B) If we calculate it from the time when the police hasn’t arrived yet, it would be:
v = (xf - xi)/t
Rearrange it :
t = (xf-xi)/v = (40 - 0)/(150) = 0.267 hour
C) First of all, let’s calculate the time the robber takes to arrive at the border
Note : we would assume at t = 0 is when the police arrived at the crime scene, so we will take the initial position of the robber when the robber has travelled 10 km towards the border.

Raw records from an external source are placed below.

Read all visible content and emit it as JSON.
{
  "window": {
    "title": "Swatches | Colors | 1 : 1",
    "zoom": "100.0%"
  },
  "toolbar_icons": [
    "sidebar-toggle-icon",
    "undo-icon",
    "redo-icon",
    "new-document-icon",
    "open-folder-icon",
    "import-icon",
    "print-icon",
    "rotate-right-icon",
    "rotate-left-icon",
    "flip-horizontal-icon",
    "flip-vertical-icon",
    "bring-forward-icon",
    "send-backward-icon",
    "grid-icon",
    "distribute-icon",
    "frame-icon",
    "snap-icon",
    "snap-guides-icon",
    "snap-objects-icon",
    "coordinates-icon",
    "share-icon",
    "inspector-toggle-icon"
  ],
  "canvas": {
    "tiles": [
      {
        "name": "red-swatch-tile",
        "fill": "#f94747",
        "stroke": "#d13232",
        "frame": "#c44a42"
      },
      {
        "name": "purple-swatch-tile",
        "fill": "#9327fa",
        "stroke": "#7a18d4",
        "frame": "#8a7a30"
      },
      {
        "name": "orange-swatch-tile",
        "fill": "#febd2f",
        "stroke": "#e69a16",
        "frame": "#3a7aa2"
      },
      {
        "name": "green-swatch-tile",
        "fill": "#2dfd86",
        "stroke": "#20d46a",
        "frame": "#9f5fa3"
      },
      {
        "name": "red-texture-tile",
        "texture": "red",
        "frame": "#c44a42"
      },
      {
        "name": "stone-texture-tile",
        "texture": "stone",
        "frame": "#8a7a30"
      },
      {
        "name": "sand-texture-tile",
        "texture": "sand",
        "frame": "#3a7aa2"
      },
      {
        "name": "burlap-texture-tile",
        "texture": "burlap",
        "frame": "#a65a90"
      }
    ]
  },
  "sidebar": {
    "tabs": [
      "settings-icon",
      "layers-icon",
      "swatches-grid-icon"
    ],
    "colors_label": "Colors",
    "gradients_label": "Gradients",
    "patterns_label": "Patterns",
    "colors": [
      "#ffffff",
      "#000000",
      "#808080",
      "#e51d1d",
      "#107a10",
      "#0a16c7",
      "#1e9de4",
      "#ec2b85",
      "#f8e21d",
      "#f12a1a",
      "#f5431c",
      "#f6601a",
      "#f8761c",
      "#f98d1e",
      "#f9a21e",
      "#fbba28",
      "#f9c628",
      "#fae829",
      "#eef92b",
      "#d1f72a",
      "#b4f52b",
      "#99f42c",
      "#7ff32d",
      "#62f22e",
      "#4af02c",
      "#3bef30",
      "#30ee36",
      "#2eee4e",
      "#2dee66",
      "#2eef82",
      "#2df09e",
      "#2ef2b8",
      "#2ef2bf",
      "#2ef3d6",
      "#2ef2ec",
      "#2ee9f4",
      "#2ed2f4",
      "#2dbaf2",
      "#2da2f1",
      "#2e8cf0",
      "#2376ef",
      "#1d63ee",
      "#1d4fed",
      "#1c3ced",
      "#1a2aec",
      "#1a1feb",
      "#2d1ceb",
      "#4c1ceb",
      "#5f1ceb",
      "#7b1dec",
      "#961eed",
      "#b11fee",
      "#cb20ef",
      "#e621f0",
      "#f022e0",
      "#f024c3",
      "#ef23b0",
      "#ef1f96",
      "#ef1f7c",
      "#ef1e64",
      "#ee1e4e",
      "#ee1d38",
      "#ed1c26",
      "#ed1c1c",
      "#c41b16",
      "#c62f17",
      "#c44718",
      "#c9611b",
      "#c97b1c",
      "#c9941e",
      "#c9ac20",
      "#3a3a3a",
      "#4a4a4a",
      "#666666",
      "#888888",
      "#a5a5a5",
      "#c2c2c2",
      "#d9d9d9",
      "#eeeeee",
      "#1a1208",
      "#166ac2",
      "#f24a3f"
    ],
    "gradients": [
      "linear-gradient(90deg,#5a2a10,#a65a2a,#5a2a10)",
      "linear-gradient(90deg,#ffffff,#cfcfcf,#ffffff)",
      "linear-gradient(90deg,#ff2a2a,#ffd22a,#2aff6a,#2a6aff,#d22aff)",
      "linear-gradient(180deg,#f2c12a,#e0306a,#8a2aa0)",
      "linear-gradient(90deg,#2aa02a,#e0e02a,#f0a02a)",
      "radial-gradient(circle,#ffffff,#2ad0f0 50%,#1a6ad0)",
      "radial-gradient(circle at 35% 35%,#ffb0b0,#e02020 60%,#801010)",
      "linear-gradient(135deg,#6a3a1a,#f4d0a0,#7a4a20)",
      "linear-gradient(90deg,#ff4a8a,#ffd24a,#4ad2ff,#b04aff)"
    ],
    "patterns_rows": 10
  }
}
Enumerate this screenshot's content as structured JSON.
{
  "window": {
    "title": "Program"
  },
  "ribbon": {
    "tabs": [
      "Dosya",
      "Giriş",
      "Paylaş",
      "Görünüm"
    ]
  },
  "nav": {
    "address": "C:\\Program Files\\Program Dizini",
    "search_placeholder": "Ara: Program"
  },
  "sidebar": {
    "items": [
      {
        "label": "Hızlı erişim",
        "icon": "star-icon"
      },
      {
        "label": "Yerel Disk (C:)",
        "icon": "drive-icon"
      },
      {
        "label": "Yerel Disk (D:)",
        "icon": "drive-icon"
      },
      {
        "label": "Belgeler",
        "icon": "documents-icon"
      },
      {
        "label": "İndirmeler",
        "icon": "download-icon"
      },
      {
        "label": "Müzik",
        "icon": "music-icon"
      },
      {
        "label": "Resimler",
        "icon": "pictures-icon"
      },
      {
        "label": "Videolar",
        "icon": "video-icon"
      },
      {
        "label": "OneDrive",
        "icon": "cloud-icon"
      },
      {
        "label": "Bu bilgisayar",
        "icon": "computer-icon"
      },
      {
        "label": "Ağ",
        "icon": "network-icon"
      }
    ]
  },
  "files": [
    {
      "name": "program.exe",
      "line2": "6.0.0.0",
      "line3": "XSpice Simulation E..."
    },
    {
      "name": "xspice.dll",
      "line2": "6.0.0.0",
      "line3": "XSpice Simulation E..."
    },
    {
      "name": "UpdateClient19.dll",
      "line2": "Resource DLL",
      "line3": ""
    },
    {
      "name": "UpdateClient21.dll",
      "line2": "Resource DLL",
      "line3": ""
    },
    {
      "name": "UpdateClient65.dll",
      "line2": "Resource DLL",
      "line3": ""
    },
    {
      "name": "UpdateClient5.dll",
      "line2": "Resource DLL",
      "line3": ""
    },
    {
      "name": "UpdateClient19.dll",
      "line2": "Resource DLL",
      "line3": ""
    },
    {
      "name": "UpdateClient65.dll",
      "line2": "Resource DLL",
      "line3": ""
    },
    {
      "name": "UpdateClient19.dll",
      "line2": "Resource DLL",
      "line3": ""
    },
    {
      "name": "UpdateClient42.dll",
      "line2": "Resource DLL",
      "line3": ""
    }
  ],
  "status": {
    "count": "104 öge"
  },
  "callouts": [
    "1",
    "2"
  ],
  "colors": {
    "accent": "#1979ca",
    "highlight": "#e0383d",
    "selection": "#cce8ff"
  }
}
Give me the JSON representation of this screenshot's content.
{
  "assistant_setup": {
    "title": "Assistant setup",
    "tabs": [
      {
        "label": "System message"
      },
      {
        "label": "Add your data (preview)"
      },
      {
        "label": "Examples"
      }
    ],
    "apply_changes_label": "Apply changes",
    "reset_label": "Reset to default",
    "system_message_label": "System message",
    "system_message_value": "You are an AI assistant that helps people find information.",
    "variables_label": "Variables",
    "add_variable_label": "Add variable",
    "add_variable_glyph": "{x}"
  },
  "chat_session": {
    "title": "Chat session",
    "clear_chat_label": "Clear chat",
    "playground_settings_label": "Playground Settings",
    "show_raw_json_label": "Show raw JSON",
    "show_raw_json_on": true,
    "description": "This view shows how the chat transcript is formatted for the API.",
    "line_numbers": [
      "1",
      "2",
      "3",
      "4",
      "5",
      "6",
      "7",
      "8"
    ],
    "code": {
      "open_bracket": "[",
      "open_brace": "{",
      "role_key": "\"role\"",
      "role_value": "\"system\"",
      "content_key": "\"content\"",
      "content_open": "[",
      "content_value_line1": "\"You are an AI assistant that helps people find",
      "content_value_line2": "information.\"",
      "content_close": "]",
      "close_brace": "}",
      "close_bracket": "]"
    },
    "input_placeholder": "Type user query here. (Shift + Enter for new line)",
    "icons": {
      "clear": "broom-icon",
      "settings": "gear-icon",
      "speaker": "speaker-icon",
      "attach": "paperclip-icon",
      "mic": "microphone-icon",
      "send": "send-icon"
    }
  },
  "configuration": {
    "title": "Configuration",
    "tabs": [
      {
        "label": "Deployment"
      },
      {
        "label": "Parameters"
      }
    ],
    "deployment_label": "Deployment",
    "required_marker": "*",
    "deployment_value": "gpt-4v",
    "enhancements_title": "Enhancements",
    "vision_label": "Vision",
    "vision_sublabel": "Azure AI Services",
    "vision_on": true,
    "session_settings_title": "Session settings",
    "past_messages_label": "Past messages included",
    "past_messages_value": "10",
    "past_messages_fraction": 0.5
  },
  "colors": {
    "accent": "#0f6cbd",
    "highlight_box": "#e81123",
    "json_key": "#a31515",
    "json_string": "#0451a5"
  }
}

So, the distance of the robber and the border would be 30 km. Thus, the time taken by the robber would be:
t = x/v = 30/150 = 0.2 hours
Next, we will use that time to calculate the speed of the police. So, that the police would use that speed to arrive at the border on the same time as the robber. So, the police can catch the robber :D
By using kinematic equation,
x = ((vf - vi)/2) t
where x is the distance of the crime scene and the border
vf is the final speed of the police to arrive at the border
vi is the initial speed of the police
t is the time taken by police to arrive at the border
(40 km) = ((vf - 0)/2) (0.2 hours)
40 = 0.1 vf
vf = 400 km/h
Hope this will help you :D